The Darkest Dawn author Malcolm Macdonald’s book signing event in Point yesterday afternoon (Monday December 17th) was a great success, with staff from Buth an Rubha having to rush out to get extra copies to keep up with demand.

People who had bought the book on the Iolaire tragedy queued for the author's signature and commemorative inscriptions as it emerged that publishers Acair are looking at doing a third print run in January, because of demand.

Malcolm was signing books in Café Roo in the Old Knock School which also includes Buth an Rubha in an event organised by the cafe in partnership with Point and Sandwick Trust, which had sponsored the book by giving Acair £10,000 towards the additional costs of printing such a high-quality hardback.
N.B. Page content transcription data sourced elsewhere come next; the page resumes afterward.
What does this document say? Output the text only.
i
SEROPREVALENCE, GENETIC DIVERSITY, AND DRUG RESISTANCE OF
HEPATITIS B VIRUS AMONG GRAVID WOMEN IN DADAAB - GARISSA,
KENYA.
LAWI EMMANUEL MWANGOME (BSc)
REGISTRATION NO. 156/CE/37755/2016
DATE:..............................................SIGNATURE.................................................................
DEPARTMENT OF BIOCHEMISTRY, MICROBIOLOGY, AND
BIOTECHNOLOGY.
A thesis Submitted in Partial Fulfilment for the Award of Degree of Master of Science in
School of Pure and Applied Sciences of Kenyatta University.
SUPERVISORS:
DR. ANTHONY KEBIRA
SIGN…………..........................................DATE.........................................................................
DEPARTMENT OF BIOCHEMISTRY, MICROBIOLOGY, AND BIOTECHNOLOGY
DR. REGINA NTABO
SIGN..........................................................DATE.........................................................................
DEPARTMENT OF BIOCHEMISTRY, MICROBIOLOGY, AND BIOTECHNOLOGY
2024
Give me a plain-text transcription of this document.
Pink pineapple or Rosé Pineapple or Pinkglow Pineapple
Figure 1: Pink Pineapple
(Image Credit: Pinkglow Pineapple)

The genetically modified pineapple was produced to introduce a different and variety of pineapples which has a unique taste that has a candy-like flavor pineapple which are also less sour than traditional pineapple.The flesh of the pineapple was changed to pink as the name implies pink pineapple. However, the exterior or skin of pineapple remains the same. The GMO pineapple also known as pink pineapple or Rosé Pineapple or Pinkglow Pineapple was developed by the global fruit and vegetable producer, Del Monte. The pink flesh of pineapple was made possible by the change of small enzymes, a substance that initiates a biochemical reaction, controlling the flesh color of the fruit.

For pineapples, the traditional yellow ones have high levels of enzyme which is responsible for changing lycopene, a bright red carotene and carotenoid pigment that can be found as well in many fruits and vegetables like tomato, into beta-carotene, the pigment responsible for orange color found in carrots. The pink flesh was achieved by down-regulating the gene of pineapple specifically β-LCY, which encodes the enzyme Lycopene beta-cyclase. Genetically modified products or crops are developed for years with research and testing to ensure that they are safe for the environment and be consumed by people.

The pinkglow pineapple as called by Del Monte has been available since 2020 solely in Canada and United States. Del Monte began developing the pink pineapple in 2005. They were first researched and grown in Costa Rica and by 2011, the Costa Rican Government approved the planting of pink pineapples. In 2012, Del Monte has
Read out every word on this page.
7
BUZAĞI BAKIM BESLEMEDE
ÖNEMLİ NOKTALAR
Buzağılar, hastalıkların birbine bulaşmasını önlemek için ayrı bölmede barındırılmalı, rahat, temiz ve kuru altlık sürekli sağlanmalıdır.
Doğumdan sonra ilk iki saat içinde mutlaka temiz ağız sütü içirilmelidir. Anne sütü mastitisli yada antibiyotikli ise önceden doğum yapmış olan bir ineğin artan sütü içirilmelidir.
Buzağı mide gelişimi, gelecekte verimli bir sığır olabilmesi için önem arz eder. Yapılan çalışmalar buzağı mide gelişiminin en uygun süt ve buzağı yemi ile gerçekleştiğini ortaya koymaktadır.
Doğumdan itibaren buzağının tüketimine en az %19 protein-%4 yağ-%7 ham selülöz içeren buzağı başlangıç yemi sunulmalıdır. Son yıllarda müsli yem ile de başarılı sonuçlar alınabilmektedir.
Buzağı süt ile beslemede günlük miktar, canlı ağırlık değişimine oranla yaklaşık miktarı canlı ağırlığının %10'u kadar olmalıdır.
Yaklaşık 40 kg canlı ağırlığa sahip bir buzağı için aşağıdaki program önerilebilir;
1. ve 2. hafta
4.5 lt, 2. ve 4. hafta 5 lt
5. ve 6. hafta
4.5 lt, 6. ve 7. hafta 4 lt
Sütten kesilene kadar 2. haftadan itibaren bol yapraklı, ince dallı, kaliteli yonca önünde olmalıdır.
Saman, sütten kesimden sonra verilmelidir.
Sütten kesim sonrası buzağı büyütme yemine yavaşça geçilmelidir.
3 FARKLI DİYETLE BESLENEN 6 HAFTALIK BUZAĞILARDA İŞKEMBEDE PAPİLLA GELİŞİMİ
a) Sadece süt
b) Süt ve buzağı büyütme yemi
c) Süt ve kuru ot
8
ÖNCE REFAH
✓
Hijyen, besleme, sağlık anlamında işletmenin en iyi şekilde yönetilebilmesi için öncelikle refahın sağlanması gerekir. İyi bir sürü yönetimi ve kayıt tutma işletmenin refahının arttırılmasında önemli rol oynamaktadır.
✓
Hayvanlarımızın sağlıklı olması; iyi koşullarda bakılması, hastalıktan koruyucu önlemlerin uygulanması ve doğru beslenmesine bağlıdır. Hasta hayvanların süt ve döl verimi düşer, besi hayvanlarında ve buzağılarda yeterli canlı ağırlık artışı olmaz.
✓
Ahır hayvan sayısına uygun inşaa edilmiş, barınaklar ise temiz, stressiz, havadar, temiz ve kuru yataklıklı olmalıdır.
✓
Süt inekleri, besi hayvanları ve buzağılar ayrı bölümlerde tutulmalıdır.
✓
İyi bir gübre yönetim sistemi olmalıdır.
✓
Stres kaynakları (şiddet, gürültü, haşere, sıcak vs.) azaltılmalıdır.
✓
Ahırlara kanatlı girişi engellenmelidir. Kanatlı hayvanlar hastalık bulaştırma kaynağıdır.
The event was publicised at the weekend, along with the information that there were still a few copies of the book available in the Buth an Rubha shop.

And it ended up selling around 40 of the books on Monday alone, with staff having to go to Acair in Seaforth Road, Stornoway, for additional copies after running out.

The event was late starting as Malcolm had been unable to return from Inverness during the morning because of ferry cancellations caused by the weather and instead it was arranged for him to fly back in order to avoid disappointment for would-be purchasers and readers.

Malcolm, who co-authored the book with the late Donald John Macleod, has been somewhat overwhelmed by the interest in the book – he even had an interview request from Radio New Zealand – but was delighted to see so many in Café Roo - by the time he arrived, almost every seat was taken by people waiting for the book-signing. “Considering the weather, I was astounded by the turnout and delighted. Surprised and delighted. I knew so many people.”

Malcolm, who chairs Stornoway Historical Society, was struck by everyone’s reaction to the book. “They were all saying it was a wonderful book, ‘you must have worked for many years on it’ – words to that effect – and they were all saying that lots of the books were for Christmas presents. Relatives were saying, ‘if you’re going to buy me anything, buy me the Iolaire book for Christmas’.” 

The Darkest Dawn, the product of more than 20 years of research, was published on November 1 and Acair had to do a second print run just two weeks later, with a third now on the cards. 

Norman Mackenzie, who chairs Point and Sandwick Trust, said it had been “a really worthwhile project”. , Donald John MacSween, General Manager of Point and Sandwick Trust, was delighted Malcolm had been able to find the time to come to Point for the signing event, given the number of requests he has had for interviews and personal appearances.

The community wind farm charity has been involved in a number of Iolaire-related events this year, including the Sandwick Hall Exhibition, the new Iolaire memorial sculpture and the tree planting at the Lewis War Memorial.

Malcolm now has speaking engagements lined up on the mainland from January up to August.